I run grep on Thunderbird's storage directory and it's significantly faster than anything Thunderbird itself attempts. (It also allows finding exact matches, fuzzy search without language "awareness" is disgusting to use.)

Even worse: the Swedish translation is lacking, so I use English. But my emails are often in Swedish. Making åäö and aao equal is never what I have ever wanted.

Not as bad as gnome which - in addition - has not let me reliably set things like date formats or first day of the week since several years despite using Swedish as my language.

That's kind of the point of the Unix text stream philosophy? TB stores as text, and then you can use the best text search tool you have.

Do you use mbox or maildir, out of curiosity?

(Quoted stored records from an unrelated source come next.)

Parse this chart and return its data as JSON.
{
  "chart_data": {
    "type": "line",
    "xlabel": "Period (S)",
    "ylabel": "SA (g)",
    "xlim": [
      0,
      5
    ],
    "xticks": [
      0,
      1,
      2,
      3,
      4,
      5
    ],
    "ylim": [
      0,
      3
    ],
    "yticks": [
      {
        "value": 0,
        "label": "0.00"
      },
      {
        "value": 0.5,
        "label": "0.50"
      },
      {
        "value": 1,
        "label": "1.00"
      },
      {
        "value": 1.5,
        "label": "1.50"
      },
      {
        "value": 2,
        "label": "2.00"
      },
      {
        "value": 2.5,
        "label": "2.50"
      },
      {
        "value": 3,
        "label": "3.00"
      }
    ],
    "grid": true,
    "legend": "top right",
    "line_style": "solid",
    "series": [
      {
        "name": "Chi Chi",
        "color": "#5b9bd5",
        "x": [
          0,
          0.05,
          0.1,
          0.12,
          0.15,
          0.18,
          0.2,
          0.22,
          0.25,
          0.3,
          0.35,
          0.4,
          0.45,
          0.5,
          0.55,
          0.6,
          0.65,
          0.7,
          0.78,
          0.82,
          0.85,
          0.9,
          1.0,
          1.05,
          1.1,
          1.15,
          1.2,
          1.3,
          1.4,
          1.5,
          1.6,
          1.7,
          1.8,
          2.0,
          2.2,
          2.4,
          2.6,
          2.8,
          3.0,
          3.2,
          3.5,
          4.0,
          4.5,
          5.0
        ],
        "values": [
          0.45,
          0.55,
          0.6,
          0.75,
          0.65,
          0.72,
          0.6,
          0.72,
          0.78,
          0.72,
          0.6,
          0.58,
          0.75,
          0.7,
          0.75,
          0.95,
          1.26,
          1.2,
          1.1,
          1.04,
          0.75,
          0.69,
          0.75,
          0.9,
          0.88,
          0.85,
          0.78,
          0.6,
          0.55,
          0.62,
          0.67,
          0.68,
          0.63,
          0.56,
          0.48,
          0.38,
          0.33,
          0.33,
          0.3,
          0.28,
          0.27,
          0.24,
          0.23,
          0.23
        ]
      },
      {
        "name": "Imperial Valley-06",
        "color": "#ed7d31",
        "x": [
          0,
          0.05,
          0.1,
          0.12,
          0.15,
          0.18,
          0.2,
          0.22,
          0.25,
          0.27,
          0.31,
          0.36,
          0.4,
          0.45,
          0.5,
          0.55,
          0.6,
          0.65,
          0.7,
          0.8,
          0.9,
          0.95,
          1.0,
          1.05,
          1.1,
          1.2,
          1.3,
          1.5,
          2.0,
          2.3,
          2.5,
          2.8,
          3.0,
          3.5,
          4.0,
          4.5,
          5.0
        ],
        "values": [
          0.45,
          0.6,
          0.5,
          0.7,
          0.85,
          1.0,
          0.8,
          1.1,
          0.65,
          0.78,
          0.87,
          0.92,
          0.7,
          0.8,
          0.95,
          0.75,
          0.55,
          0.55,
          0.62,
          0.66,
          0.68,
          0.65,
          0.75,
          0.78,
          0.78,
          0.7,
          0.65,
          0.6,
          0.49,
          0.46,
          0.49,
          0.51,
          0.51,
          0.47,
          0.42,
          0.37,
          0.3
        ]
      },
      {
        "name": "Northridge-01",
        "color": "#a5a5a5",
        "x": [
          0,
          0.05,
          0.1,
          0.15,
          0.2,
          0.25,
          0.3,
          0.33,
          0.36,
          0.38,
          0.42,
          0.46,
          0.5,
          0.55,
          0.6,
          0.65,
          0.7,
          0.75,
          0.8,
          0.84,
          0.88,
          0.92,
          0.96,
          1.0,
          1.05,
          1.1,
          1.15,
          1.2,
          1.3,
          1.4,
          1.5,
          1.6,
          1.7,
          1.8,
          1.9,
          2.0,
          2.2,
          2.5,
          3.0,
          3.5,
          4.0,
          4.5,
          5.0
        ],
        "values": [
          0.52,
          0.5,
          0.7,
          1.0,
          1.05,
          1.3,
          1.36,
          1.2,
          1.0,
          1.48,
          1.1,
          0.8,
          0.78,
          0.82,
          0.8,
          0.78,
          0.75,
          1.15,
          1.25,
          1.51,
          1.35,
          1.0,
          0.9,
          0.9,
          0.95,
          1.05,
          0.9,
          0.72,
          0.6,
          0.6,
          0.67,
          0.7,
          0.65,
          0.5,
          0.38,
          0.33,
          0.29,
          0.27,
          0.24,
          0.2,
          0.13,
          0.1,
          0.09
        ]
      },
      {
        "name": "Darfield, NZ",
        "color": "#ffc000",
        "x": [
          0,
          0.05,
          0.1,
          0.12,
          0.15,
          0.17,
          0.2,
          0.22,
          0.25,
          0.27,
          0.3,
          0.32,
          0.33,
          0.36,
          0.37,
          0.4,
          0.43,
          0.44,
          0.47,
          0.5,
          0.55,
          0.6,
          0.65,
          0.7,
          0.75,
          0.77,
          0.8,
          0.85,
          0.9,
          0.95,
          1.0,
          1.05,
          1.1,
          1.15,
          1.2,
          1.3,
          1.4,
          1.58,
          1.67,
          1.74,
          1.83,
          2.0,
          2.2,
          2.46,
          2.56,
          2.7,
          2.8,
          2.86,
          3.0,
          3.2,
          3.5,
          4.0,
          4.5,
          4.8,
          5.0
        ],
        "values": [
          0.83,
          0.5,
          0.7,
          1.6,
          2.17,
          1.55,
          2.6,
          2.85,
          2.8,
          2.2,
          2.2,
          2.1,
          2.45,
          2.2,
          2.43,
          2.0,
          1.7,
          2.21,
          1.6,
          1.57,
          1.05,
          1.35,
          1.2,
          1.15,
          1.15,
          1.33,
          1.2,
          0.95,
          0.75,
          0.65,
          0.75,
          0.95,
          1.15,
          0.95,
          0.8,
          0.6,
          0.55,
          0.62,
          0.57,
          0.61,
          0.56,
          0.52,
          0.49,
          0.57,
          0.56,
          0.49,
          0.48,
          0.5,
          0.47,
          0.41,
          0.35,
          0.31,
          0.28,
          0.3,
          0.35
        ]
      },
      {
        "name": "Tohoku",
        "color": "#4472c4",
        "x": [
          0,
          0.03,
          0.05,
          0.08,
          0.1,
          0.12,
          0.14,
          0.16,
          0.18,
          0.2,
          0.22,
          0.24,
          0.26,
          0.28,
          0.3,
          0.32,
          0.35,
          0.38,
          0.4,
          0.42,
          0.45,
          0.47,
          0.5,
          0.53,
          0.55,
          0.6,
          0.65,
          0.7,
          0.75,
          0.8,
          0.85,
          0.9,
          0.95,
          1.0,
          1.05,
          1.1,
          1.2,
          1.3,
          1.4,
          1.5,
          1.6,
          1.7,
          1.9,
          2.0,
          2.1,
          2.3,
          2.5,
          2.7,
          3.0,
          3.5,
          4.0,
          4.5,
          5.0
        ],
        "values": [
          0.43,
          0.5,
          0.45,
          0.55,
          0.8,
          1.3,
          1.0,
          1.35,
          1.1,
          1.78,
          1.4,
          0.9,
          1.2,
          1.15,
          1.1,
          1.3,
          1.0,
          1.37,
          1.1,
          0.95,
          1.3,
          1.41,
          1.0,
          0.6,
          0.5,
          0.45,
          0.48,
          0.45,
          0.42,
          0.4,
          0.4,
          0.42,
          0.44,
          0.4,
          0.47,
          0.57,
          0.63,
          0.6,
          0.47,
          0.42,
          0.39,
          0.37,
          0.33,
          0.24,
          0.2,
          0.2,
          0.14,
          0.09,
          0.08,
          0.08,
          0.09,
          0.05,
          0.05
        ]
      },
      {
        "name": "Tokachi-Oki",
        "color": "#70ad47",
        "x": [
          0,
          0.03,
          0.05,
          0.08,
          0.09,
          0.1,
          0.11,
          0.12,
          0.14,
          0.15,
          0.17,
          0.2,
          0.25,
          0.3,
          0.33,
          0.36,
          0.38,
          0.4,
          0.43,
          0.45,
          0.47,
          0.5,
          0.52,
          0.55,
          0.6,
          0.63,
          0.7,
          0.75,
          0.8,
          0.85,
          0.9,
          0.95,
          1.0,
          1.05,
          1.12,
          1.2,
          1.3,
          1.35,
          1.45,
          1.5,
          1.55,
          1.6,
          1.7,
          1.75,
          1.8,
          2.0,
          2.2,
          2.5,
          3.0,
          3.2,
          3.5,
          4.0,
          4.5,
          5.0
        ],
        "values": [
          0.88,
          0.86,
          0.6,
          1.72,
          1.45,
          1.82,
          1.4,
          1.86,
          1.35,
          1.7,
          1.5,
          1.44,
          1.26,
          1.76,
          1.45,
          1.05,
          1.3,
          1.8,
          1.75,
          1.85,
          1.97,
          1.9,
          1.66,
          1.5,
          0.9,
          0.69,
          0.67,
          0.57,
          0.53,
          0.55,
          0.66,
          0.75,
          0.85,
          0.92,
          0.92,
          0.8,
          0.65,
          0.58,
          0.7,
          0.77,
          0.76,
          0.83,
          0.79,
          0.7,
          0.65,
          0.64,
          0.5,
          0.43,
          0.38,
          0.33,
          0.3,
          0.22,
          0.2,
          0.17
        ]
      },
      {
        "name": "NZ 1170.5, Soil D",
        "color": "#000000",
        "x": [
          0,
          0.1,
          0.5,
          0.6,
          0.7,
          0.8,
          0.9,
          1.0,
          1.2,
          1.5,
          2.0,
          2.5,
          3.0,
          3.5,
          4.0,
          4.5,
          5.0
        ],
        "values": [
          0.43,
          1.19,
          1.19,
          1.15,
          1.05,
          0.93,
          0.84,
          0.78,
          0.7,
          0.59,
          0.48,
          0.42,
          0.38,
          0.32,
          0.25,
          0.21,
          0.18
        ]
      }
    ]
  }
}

  • > That's kind of the point of the Unix text stream philosophy? TB stores as text, and then you can use the best text search tool you have.

    To some extent, yes. Though emails are structured text and a bare string search is far from an optimal search strategy.

    > Do you use mbox or maildir, out of curiosity?

    Whatever the Thunderbird default is.

    • Thanks and good point about the structured data.

      I ask about mbox (one file system file per Thunderbird folder - e.g., one file named Inbox containing all its messages) or maildir (one folder per TB folder, containing one file per message) because it affects search using outside tools that don't understand that folder structure.

      I'm wondering how efficient they are: When you search, does grep return an Inbox mbox file at a certain line number, or a maildir file?